The translation of the anthology into Hebrew was done by Anton Paperny. The book is released as a full-fledged publishing edition with an international ISBN and is aimed not only at private readers but also at libraries, educational, and cultural institutions in Israel.
It is reported that the book will be available for purchase from January 1, 2026. Pre-orders are already open — for this, the publisher offers to contact directly at info@persimmon-books.com.
For Israel, where translations of Ukrainian literature into Hebrew remain rare, this project is of particular significance. It expands the understanding of Ukrainian culture beyond the news and historical context, introducing it into the realm of poetry, philosophy, and literary classics — it is in this form that NAnews — Israel News | Nikk.Agency seeks to capture it.

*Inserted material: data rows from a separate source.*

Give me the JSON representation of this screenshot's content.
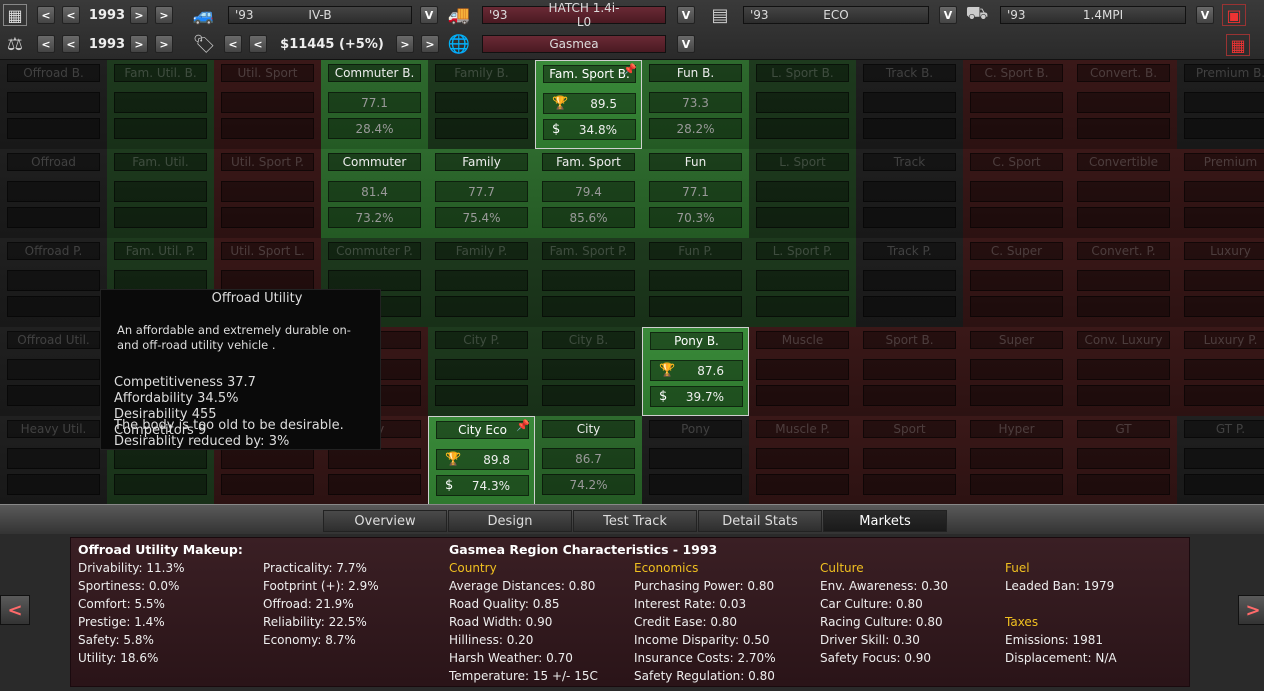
{
  "toolbar": {
    "row1": {
      "year": "1993",
      "chassis": {
        "year": "'93",
        "name": "IV-B"
      },
      "body": {
        "year": "'93",
        "name": "HATCH 1.4i-L0"
      },
      "trim": {
        "year": "'93",
        "name": "ECO"
      },
      "engine": {
        "year": "'93",
        "name": "1.4MPI"
      },
      "dropdown": "V",
      "prev": "<",
      "next": ">"
    },
    "row2": {
      "year": "1993",
      "price": "$11445 (+5%)",
      "region": "Gasmea",
      "dropdown": "V",
      "prev": "<",
      "next": ">"
    }
  },
  "grid": {
    "columns": [
      {
        "cells": [
          {
            "label": "Offroad B."
          },
          {
            "label": "Offroad"
          },
          {
            "label": "Offroad P."
          },
          {
            "label": "Offroad Util."
          },
          {
            "label": "Heavy Util."
          }
        ]
      },
      {
        "cells": [
          {
            "label": "Fam. Util. B."
          },
          {
            "label": "Fam. Util."
          },
          {
            "label": "Fam. Util. P."
          },
          {
            "label": ""
          },
          {
            "label": ""
          }
        ]
      },
      {
        "cells": [
          {
            "label": "Util. Sport"
          },
          {
            "label": "Util. Sport P."
          },
          {
            "label": "Util. Sport L."
          },
          {
            "label": ""
          },
          {
            "label": ""
          }
        ]
      },
      {
        "cells": [
          {
            "label": "Commuter B.",
            "v1": "77.1",
            "v2": "28.4%"
          },
          {
            "label": "Commuter",
            "v1": "81.4",
            "v2": "73.2%"
          },
          {
            "label": "Commuter P."
          },
          {
            "label": "P."
          },
          {
            "label": "ery"
          }
        ]
      },
      {
        "cells": [
          {
            "label": "Family B."
          },
          {
            "label": "Family",
            "v1": "77.7",
            "v2": "75.4%"
          },
          {
            "label": "Family P."
          },
          {
            "label": "City P."
          },
          {
            "label": "City Eco",
            "v1": "89.8",
            "v2": "74.3%"
          }
        ]
      },
      {
        "cells": [
          {
            "label": "Fam. Sport B.",
            "v1": "89.5",
            "v2": "34.8%"
          },
          {
            "label": "Fam. Sport",
            "v1": "79.4",
            "v2": "85.6%"
          },
          {
            "label": "Fam. Sport P."
          },
          {
            "label": "City B."
          },
          {
            "label": "City",
            "v1": "86.7",
            "v2": "74.2%"
          }
        ]
      },
      {
        "cells": [
          {
            "label": "Fun B.",
            "v1": "73.3",
            "v2": "28.2%"
          },
          {
            "label": "Fun",
            "v1": "77.1",
            "v2": "70.3%"
          },
          {
            "label": "Fun P."
          },
          {
            "label": "Pony B.",
            "v1": "87.6",
            "v2": "39.7%"
          },
          {
            "label": "Pony"
          }
        ]
      },
      {
        "cells": [
          {
            "label": "L. Sport B."
          },
          {
            "label": "L. Sport"
          },
          {
            "label": "L. Sport P."
          },
          {
            "label": "Muscle"
          },
          {
            "label": "Muscle P."
          }
        ]
      },
      {
        "cells": [
          {
            "label": "Track B."
          },
          {
            "label": "Track"
          },
          {
            "label": "Track P."
          },
          {
            "label": "Sport B."
          },
          {
            "label": "Sport"
          }
        ]
      },
      {
        "cells": [
          {
            "label": "C. Sport B."
          },
          {
            "label": "C. Sport"
          },
          {
            "label": "C. Super"
          },
          {
            "label": "Super"
          },
          {
            "label": "Hyper"
          }
        ]
      },
      {
        "cells": [
          {
            "label": "Convert. B."
          },
          {
            "label": "Convertible"
          },
          {
            "label": "Convert. P."
          },
          {
            "label": "Conv. Luxury"
          },
          {
            "label": "GT"
          }
        ]
      },
      {
        "cells": [
          {
            "label": "Premium B."
          },
          {
            "label": "Premium"
          },
          {
            "label": "Luxury"
          },
          {
            "label": "Luxury P."
          },
          {
            "label": "GT P."
          }
        ]
      }
    ]
  },
  "tooltip": {
    "title": "Offroad Utility",
    "description": "An affordable and extremely durable on- and off-road utility vehicle .",
    "competitiveness": "Competitiveness 37.7",
    "affordability": "Affordability 34.5%",
    "desirability": "Desirability 455",
    "competitors": "Competitors 9",
    "warning1": "The body is too old to be desirable.",
    "warning2": "Desirablity reduced by: 3%"
  },
  "tabs": [
    "Overview",
    "Design",
    "Test Track",
    "Detail Stats",
    "Markets"
  ],
  "makeup": {
    "title": "Offroad Utility Makeup:",
    "col1": [
      "Drivability: 11.3%",
      "Sportiness: 0.0%",
      "Comfort: 5.5%",
      "Prestige: 1.4%",
      "Safety: 5.8%",
      "Utility: 18.6%"
    ],
    "col2": [
      "Practicality: 7.7%",
      "Footprint (+): 2.9%",
      "Offroad: 21.9%",
      "Reliability: 22.5%",
      "Economy: 8.7%"
    ]
  },
  "region": {
    "title": "Gasmea Region Characteristics - 1993",
    "country_h": "Country",
    "country": [
      "Average Distances:  0.80",
      "Road Quality:  0.85",
      "Road Width:  0.90",
      "Hilliness:  0.20",
      "Harsh Weather:  0.70",
      "Temperature:  15 +/- 15C"
    ],
    "economics_h": "Economics",
    "economics": [
      "Purchasing Power:  0.80",
      "Interest Rate:  0.03",
      "Credit Ease:  0.80",
      "Income Disparity:  0.50",
      "Insurance Costs:  2.70%",
      "Safety Regulation:  0.80"
    ],
    "culture_h": "Culture",
    "culture": [
      "Env. Awareness:  0.30",
      "Car Culture:  0.80",
      "Racing Culture:  0.80",
      "Driver Skill:  0.30",
      "Safety Focus:  0.90"
    ],
    "fuel_h": "Fuel",
    "fuel": [
      "Leaded Ban:  1979"
    ],
    "taxes_h": "Taxes",
    "taxes": [
      "Emissions:  1981",
      "Displacement: N/A"
    ]
  },
  "nav": {
    "prev": "<",
    "next": ">"
  },
  "colors": {
    "green": "#2f6b2f",
    "red": "#5a1e1e",
    "accent_yellow": "#f0c020"
  },
  "icons": [
    "calendar-icon",
    "scales-icon",
    "car-chassis-icon",
    "price-tag-icon",
    "truck-icon",
    "globe-icon",
    "film-strip-icon",
    "engine-icon",
    "save-icon",
    "grid-icon",
    "trophy-icon",
    "dollar-icon",
    "pin-icon"
  ]
}
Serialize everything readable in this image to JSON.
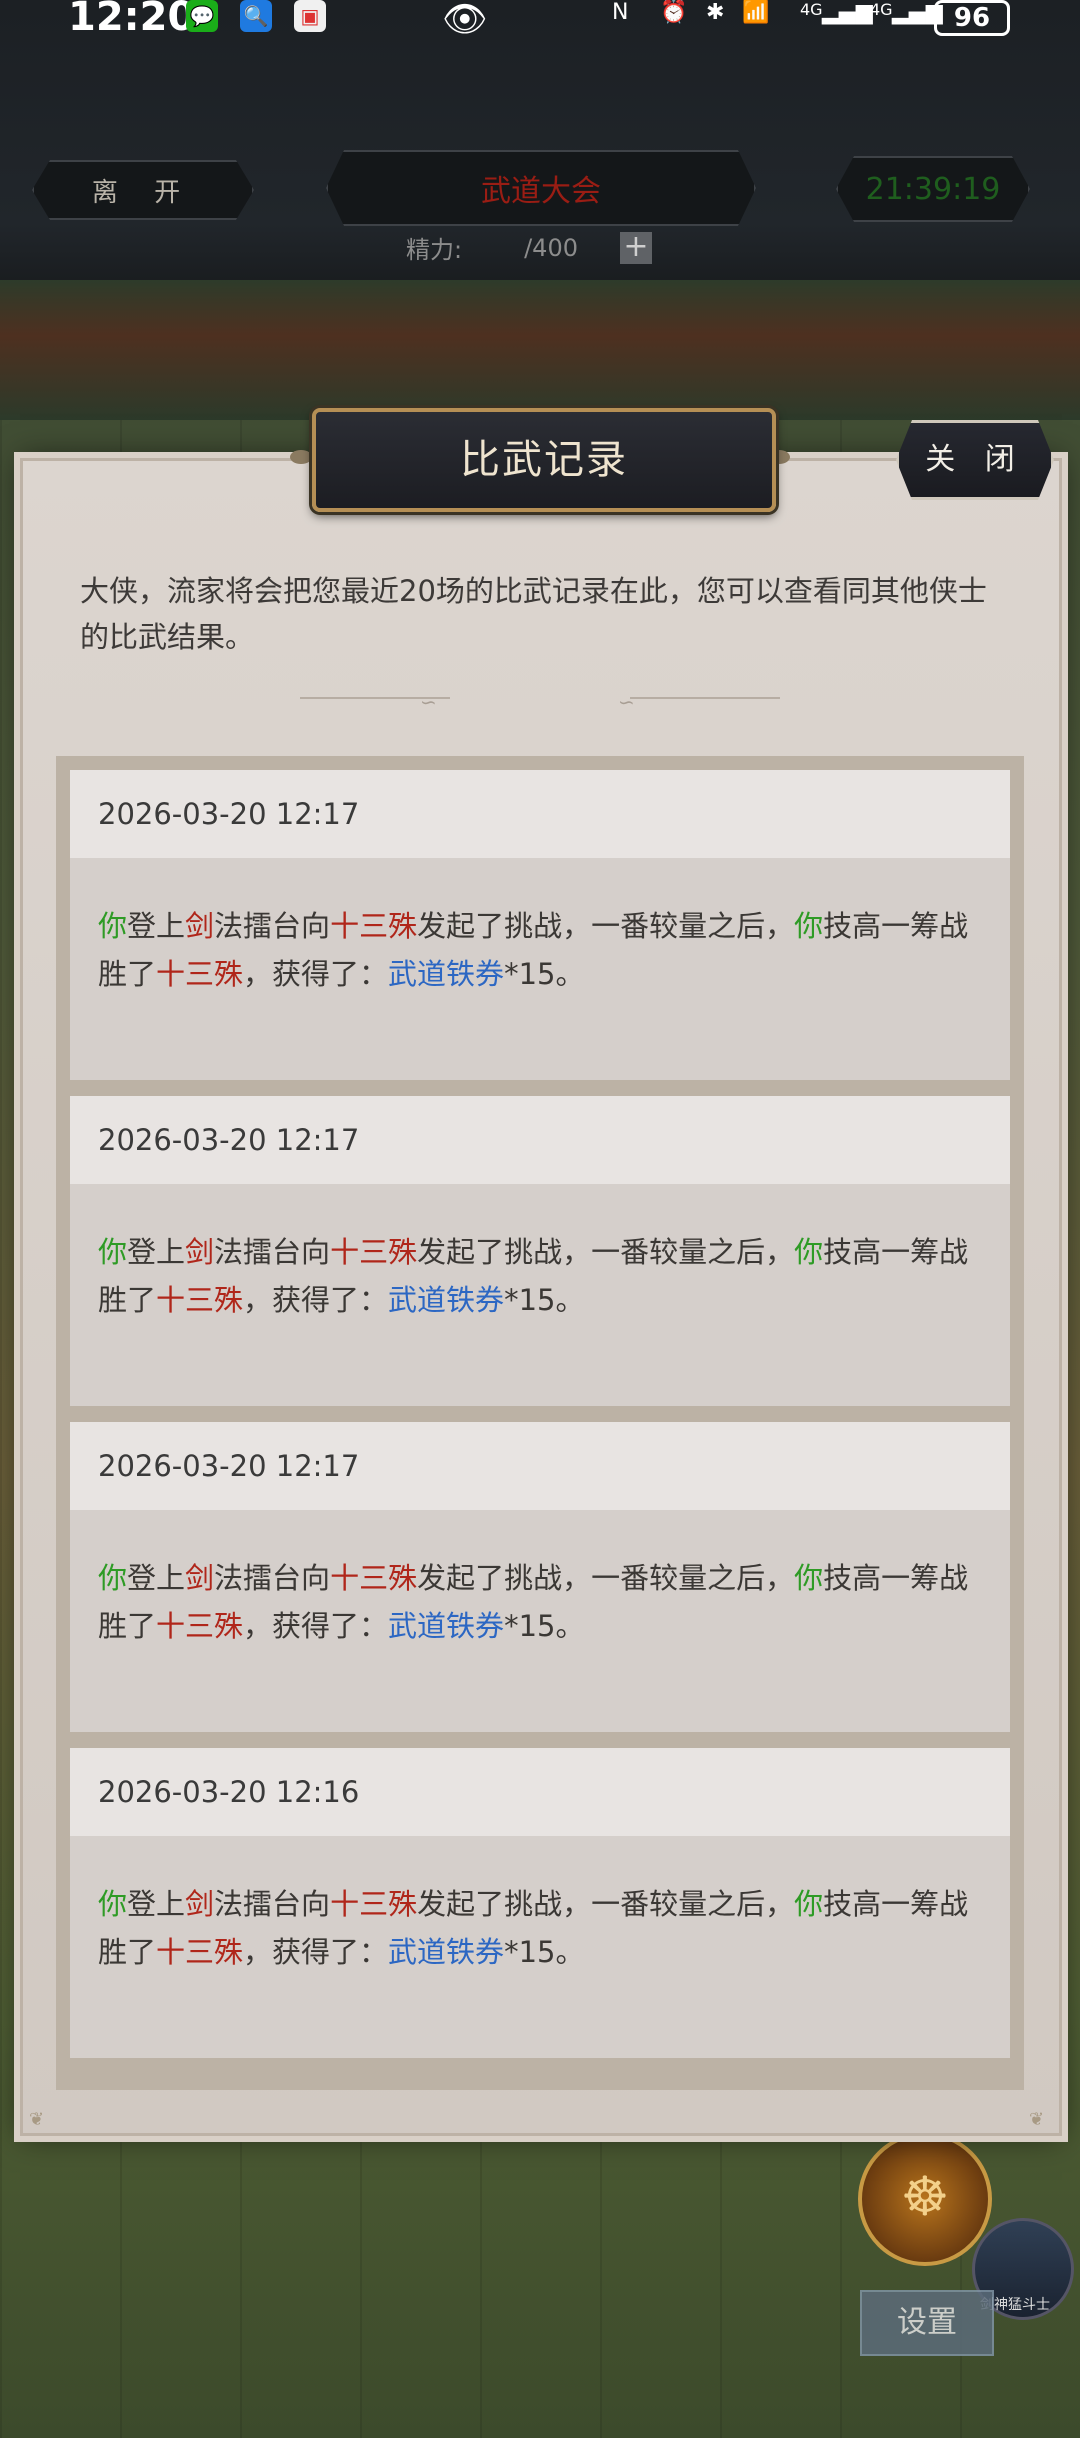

The Israeli book market is small and highly competitive, and decisions on translations are made cautiously. Therefore, even one supported project in Hebrew is an indicator that Ukrainian literature is perceived not as a local or temporary plot but as part of a broader cultural and historical dialogue.
In the context of close human, historical, and migratory ties between Ukraine and Israel, such translations play a special role — they work not only with the current agenda but also with a deeper cultural layer.
What Translate Ukraine 2025 ultimately provides
75 new translations in one year is not just statistics. These are new readers, new university courses, the participation of Ukrainian authors in international festivals, and the consolidation of Ukrainian literature in the book ecosystems of other countries.
And the fact that among these languages and countries in 2025 were Hebrew and Israel underscores the importance of cultural ties that are formed not by declarations but by real books and real readers — it is such processes that NAnews — Israel News | Nikk.Agency captures when it comes to the intersection of Ukrainian culture and the Israeli space.